Лучше прочего в этом бесконечном концерте выглядела старая классика. Перспективной показалась выпускница Ольга Ладина с ладными подтянутыми ножками и природной музыкальностью, позволившей ей выдержать затянутые темпы в па-де-де из "Щелкунчика". Впрочем, в этом дуэте главенствовал партнер — артист Большого театра Давид Мотта Соарес, которого новый худрук труппы Махар Вазиев выдернул из рядов кордебалета сразу в премьерский репертуар. Бразильский юноша с его бесшумным прыжком, благородной осанкой и жестами, красивыми воспитанными ногами и фирменным латиноамериканским стойким вращением и впрямь хорош.

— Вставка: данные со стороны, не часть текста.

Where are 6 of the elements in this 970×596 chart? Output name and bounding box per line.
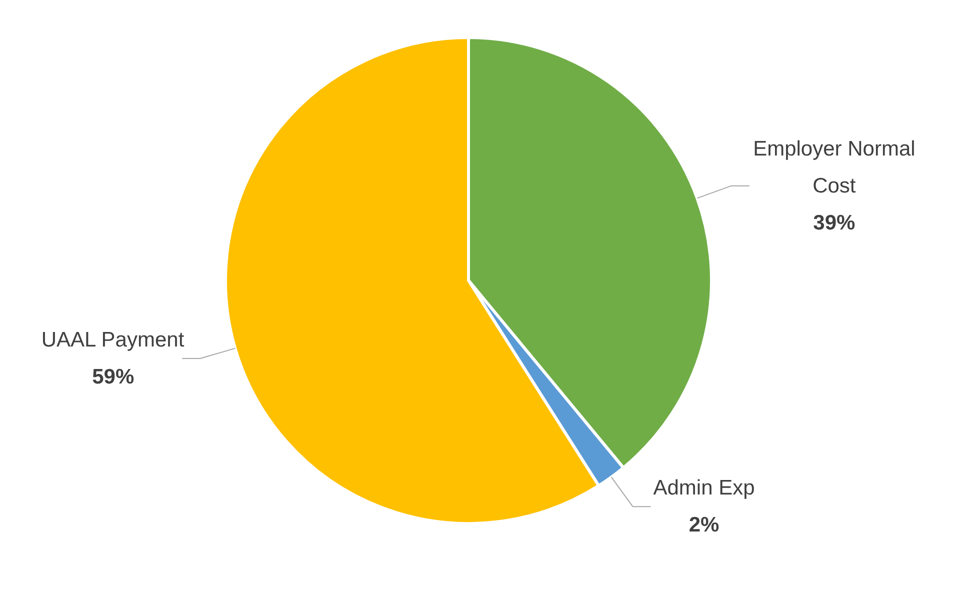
slice-label: UAAL Payment [41, 328, 184, 352]
data-label: 2% [688, 514, 720, 537]
data-label: 59% [92, 365, 134, 388]
slice-label: Employer Normal Cost [753, 137, 916, 198]
data-label: 39% [813, 211, 856, 234]
slice-label: Admin Exp [653, 476, 755, 500]
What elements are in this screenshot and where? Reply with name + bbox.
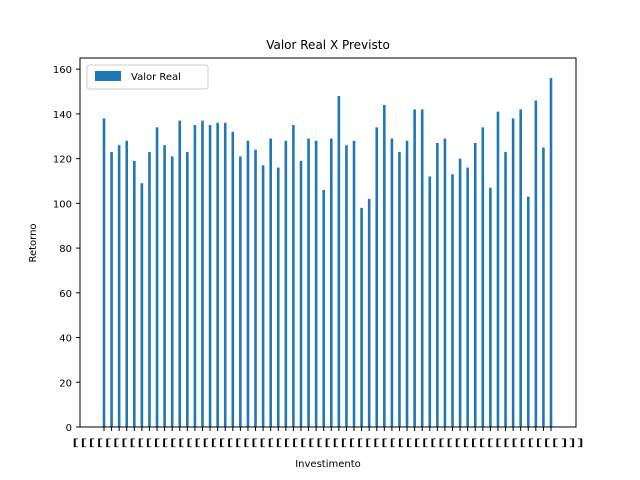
bar (390, 138, 394, 427)
y-tick-label: 120 (53, 155, 72, 166)
bar (413, 109, 416, 427)
y-axis-ticks: 0 20 40 60 80 100 120 140 160 (53, 65, 80, 434)
bars-group (102, 78, 553, 428)
y-tick-label: 160 (53, 65, 72, 76)
bar (133, 160, 136, 427)
bar (329, 138, 333, 427)
y-tick-label: 20 (59, 378, 72, 389)
bar (383, 104, 386, 428)
bar (526, 196, 530, 427)
bar (314, 140, 318, 427)
bar (140, 183, 144, 427)
bar (345, 145, 348, 427)
x-tick-labels-overlapped: [[[[[[[[[[[[[[[[[[[[[[[[[[[[[[[[[[[[[[[[… (72, 438, 584, 449)
x-axis-label: Investimento (295, 459, 361, 470)
bar (186, 151, 189, 427)
bar (352, 140, 356, 427)
bar (155, 127, 159, 427)
bar (102, 118, 106, 427)
bar (458, 158, 462, 427)
x-axis-ticks: [[[[[[[[[[[[[[[[[[[[[[[[[[[[[[[[[[[[[[[[… (72, 427, 584, 449)
bar (178, 120, 182, 428)
bar (284, 140, 288, 427)
bar (549, 78, 553, 427)
bar (367, 198, 371, 427)
bar (420, 109, 424, 427)
plot-frame (79, 57, 577, 428)
bar (542, 147, 545, 427)
y-tick-label: 100 (53, 199, 72, 210)
bar (519, 109, 522, 427)
bar (428, 176, 432, 427)
legend-swatch (95, 71, 121, 81)
bar (322, 189, 326, 427)
y-tick-label: 80 (59, 244, 72, 255)
bar (534, 100, 538, 428)
bar (110, 151, 113, 427)
bar (504, 151, 507, 427)
bar (299, 160, 303, 427)
bar (208, 125, 212, 427)
y-axis-label: Retorno (28, 223, 39, 262)
bar (239, 156, 242, 427)
bar (473, 142, 477, 428)
bar (405, 140, 409, 427)
bar (337, 96, 341, 428)
bar (307, 138, 310, 427)
bar (443, 138, 447, 427)
bar (360, 207, 363, 427)
bar (125, 140, 129, 427)
bar (466, 167, 469, 427)
bar (148, 151, 151, 427)
bar (451, 174, 454, 427)
bar (216, 122, 219, 427)
y-tick-label: 140 (53, 110, 72, 121)
bar (481, 127, 485, 427)
bar (511, 118, 515, 427)
bar (254, 149, 257, 427)
bar (223, 122, 227, 427)
bar (375, 127, 379, 427)
bar (193, 125, 197, 427)
bar (489, 187, 492, 427)
bar (117, 145, 121, 427)
bar (496, 111, 500, 428)
y-tick-label: 0 (66, 423, 72, 434)
y-tick-label: 60 (59, 289, 72, 300)
legend-entry: Valor Real (131, 72, 181, 83)
bar (163, 145, 166, 427)
bar (246, 140, 250, 427)
y-tick-label: 40 (59, 334, 72, 345)
bar (170, 156, 174, 427)
bar (398, 151, 401, 427)
legend: Valor Real (86, 64, 209, 90)
bar (436, 142, 439, 428)
chart-title: Valor Real X Previsto (266, 38, 390, 52)
bar (292, 125, 295, 427)
bar (201, 120, 204, 428)
bar (261, 165, 265, 427)
bar (276, 167, 280, 427)
bar (231, 131, 235, 428)
bar (269, 138, 272, 427)
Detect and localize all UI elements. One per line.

Наиболее тщательно школа работает с редкой классикой, благо главный московский реставратор наследия Юрий Бурлака — штатный сотрудник МГАХ. Личным сокровищем академии, регулярно демонстрируемым на выпускных экзаменах, является воссозданный им фрагмент из балета Петипа "Миллионы Арлекина". Дмитрий Выскубенко с Ириной Авериной в сопровождении шести пар корифеев станцевали эту старину опрятно, старательно, с деланой веселостью — и в фальши их обвинить трудно — действительно, непонятно, чем может увлечь современных юношей и девушек эта слегка жеманная декоративная хореография. Еще чище и академичнее выглядело па-де-труа Океана и двух Жемчужин из исчезнувшего балета Александра Горского "Конек-Горбунок". Танцевали его хорошенькие, как фарфоровые куколки, пятиклассницы (восьмой класс обычной школы) Елизавета Кокорева и Полина Афанасьева под эгидой решительного второкурсника Марка Чино — хорошо обученного юноши, обладателя корректного темперамента и отменного вращения. Правда, сто с лишним лет назад Горский ставил этот номер как пикантную сцену соперничества двух экзотических женщин за непреклонного мужчину, а у московских детей получилось что-то вроде расширенного и усовершенствованного па-де-труа из "Щелкунчика". Но это уже мелочи на фоне 3,5-часового выпускного казуса.